Wednesday, March 2, 2016

Wyatt is two!



Wyatt is two!

This adventurous, curious, ball of energy turned two years old last month and the toddler years are now in full swing! Wyatt is currently an inch shy of three feet and weighs a whopping 35 pounds. He is currently working on adding words to his vocabulary repertoire, the most recent addition being the very important "cookie". He has also been diligently working on jumping in the air with both feet, this delights him greatly. 





He continues to be the nature loving little boy that he has always been. Anytime he can get outside he is ecstatic. Running, throwing, climbing, jumping, kicking, spinning, he loves it all as long as he is outdoors. He begs us daily to go outside and play. As the weather is warming up this request is finally being approved more often than not.

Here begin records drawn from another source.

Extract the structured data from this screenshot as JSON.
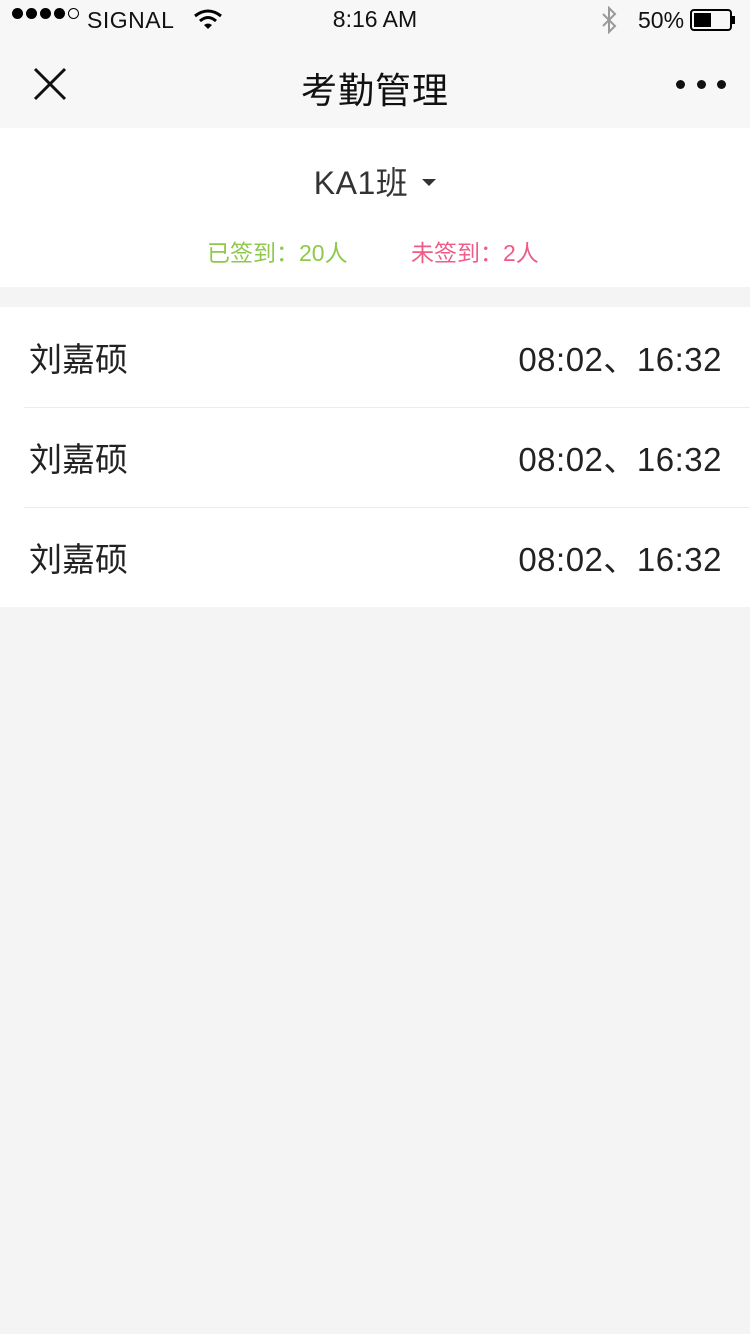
{
  "status_bar": {
    "carrier": "SIGNAL",
    "time": "8:16 AM",
    "battery": "50%",
    "battery_level": 0.5,
    "signal_bars": 4,
    "signal_total": 5
  },
  "nav": {
    "title": "考勤管理",
    "close_icon": "close-icon",
    "more_icon": "more-icon"
  },
  "class_selector": {
    "name": "KA1班",
    "caret_icon": "caret-down-icon"
  },
  "stats": {
    "signed": "已签到：20人",
    "unsigned": "未签到：2人",
    "signed_color": "#8ec94b",
    "unsigned_color": "#ef5c87"
  },
  "records": [
    {
      "name": "刘嘉硕",
      "times": "08:02、16:32"
    },
    {
      "name": "刘嘉硕",
      "times": "08:02、16:32"
    },
    {
      "name": "刘嘉硕",
      "times": "08:02、16:32"
    }
  ]
}
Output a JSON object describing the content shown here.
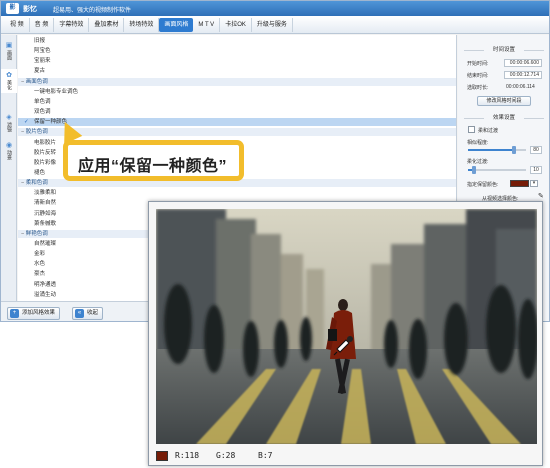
{
  "app": {
    "logo_text": "影",
    "name": "影忆",
    "subtitle": "超易用、强大的视频制作软件"
  },
  "menu": {
    "tabs": [
      {
        "label": "视 频"
      },
      {
        "label": "音 频"
      },
      {
        "label": "字幕特效"
      },
      {
        "label": "叠加素材"
      },
      {
        "label": "转场特效"
      },
      {
        "label": "画面风格",
        "active": true
      },
      {
        "label": "M T V"
      },
      {
        "label": "卡拉OK"
      },
      {
        "label": "升级与服务"
      }
    ]
  },
  "left_nav": [
    {
      "icon": "film-icon",
      "glyph": "▣",
      "label": "画面"
    },
    {
      "icon": "beautify-icon",
      "glyph": "✿",
      "label": "美化",
      "active": true
    },
    {
      "icon": "filter-icon",
      "glyph": "◈",
      "label": "滤镜"
    },
    {
      "icon": "motion-icon",
      "glyph": "◉",
      "label": "动景"
    }
  ],
  "effects": {
    "items": [
      {
        "label": "旧报",
        "type": "item"
      },
      {
        "label": "阿宝色",
        "type": "item"
      },
      {
        "label": "宝丽来",
        "type": "item"
      },
      {
        "label": "夏古",
        "type": "item"
      },
      {
        "label": "画面色调",
        "type": "category"
      },
      {
        "label": "一键电影专业调色",
        "type": "item"
      },
      {
        "label": "单色调",
        "type": "item"
      },
      {
        "label": "双色调",
        "type": "item"
      },
      {
        "label": "保留一种颜色",
        "type": "item",
        "selected": true
      },
      {
        "label": "胶片色调",
        "type": "category"
      },
      {
        "label": "电影胶片",
        "type": "item"
      },
      {
        "label": "胶片反转",
        "type": "item"
      },
      {
        "label": "胶片彩像",
        "type": "item"
      },
      {
        "label": "褪色",
        "type": "item"
      },
      {
        "label": "柔和色调",
        "type": "category"
      },
      {
        "label": "淡雅柔和",
        "type": "item"
      },
      {
        "label": "清新自然",
        "type": "item"
      },
      {
        "label": "沉静如海",
        "type": "item"
      },
      {
        "label": "萧条槭歌",
        "type": "item"
      },
      {
        "label": "鲜艳色调",
        "type": "category"
      },
      {
        "label": "自然璀璨",
        "type": "item"
      },
      {
        "label": "金彩",
        "type": "item"
      },
      {
        "label": "水色",
        "type": "item"
      },
      {
        "label": "豪杰",
        "type": "item"
      },
      {
        "label": "明净通透",
        "type": "item"
      },
      {
        "label": "溢涌生动",
        "type": "item"
      }
    ]
  },
  "bottom_bar": {
    "add_label": "添加风格效果",
    "collapse_label": "收起"
  },
  "right_panel": {
    "time_title": "时间设置",
    "start_label": "开始时间:",
    "start_value": "00:00:06.600",
    "end_label": "结束时间:",
    "end_value": "00:00:12.714",
    "selected_label": "选取时长:",
    "selected_value": "00:00:06.114",
    "edit_time_button": "修改风格时间段",
    "effect_title": "效果设置",
    "soft_transition_label": "柔和过渡",
    "similarity_label": "相似程度:",
    "similarity_value": "80",
    "similarity_fraction": 0.8,
    "soft_label": "柔化过渡:",
    "soft_value": "10",
    "soft_fraction": 0.1,
    "keep_color_label": "指定保留颜色:",
    "keep_color": "#761c07",
    "pick_label": "从视频选择颜色:"
  },
  "callout": {
    "text": "应用“保留一种颜色”"
  },
  "preview": {
    "picked_color": "#761c07",
    "r_label": "R:118",
    "g_label": "G:28",
    "b_label": "B:7"
  }
}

Wyatt is currently on the same medication regimen. He sees both his oncologist and immunologist in the late spring and early summer this year and perhaps we will reevaluate his current medication plan. His current course is working very well, but the ultimate goal is to eventually eliminate his daily medication and use rescue mediation as necessary.

We have been slowing adding new food to his diet and in the last few months we have successfully added: cheese, blueberries, pineapples and chocolate. Personally I am most excited about the cheese, as its not only my favorite food in the entire world, but its extremely painful finding "children's food" that does not contain it. Wyatt has only had one reaction in the last six months. In the photo to the left you can see that his right ear became swollen and red. We had just come from a restaurant that he has eaten at before with no problem, however this time resulted in a reaction. Perhaps there was cross food contamination? We are not quite sure. Luckily, with some Benadryl, it immediately subsided.

Overall, Wyatt is a very happy and loving little boy. I constantly forget that he is a chronically ill child. Besides the doctors visits, medication, mastocytomas and food restrictions he is just like every other toddler. He has his good days and his bad days, he is loving and he is trying. But most of all he is my son, perfect the way he is. When strangers in public ask questions or make comments it always catches me off guard. To them, at first glance Wyatt is ill, diseased, contagious. When I explain what he was born with, they often appear sad. But there is no need to be sad for Wy. He is an amazing kid and will be an amazing man one day. There is no doubt in my mind.